Welchen persönlichen Herausforderungen standen und stehen Sie gegenüber?
Prochnow-Zahir: Ich durfte manchen Widerstand gegen mich nicht persönlich nehmen. Das führte dann meist zu einer sachlichen Auseinandersetzung. Und sich alle drei Jahre neu dem Hochschulsenat zur Wahl für eine weitere Amtszeit zu stellen, war ebenfalls eine Hürde und ein andauerndes Sich-Beweisen-Müssen. Denn nicht jeder Hochschulsenat stand dem Gleichstellungsauftrag aufgeschlossen gegenüber.

Mir hat es viel Freude und auch manch schlaflose Nacht bereitet, über Jahre hinweg hartnäckig Präsidien und die Politik von Pro Exzellenzia zu überzeugen. Für mich waren wir in der LaKoG ein Rudel Löwinnen, das sich gegenseitig bei der Jagd auf das gemeinsame Ziel stützte, Chancen- und Geschlechtergerechtigkeit in der Wissenschaft zu verankern. Ein weiteres wichtiges Rudel war mein Team in der Stabsstelle Gleichstellung mit meinen Stellvertreterinnen. Besonders galt dies in einer persönlich sehr schwierigen Lebensphase.

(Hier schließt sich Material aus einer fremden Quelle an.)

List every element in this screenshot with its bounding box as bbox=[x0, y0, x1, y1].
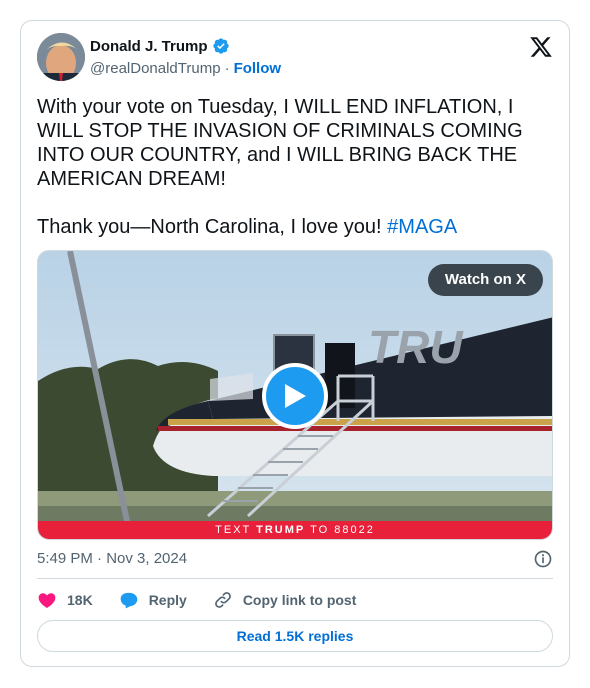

Heute, am Ende meines Berufslebens, bin ich zufrieden, ein so gut bestelltes Feld für Gleichstellungsbeauftragte und die Stabsstelle Gleichstellung und Diversity zu hinterlassen. Nun freue ich mich auf sinnlichere Tätigkeiten, wie das Malen, meine kunsttherapeutisch- pädagogischen Angebote, das Gärtnern und Spazierengehen mit Hunden, und vor allem darüber, endlich über Zeithoheit zu verfügen und sie für mehr gemeinsame Unternehmungen mit meinen Familienangehörigen und Freunden zu nutzen. Spirituelle Fragen stehen in den kommenden Lebensphasen im Vordergrund. Denn unsere Lebenszeit ist begrenzt. Der Moment, meine Mitmenschen und jeder einzelne Tag sind mir nun wichtig.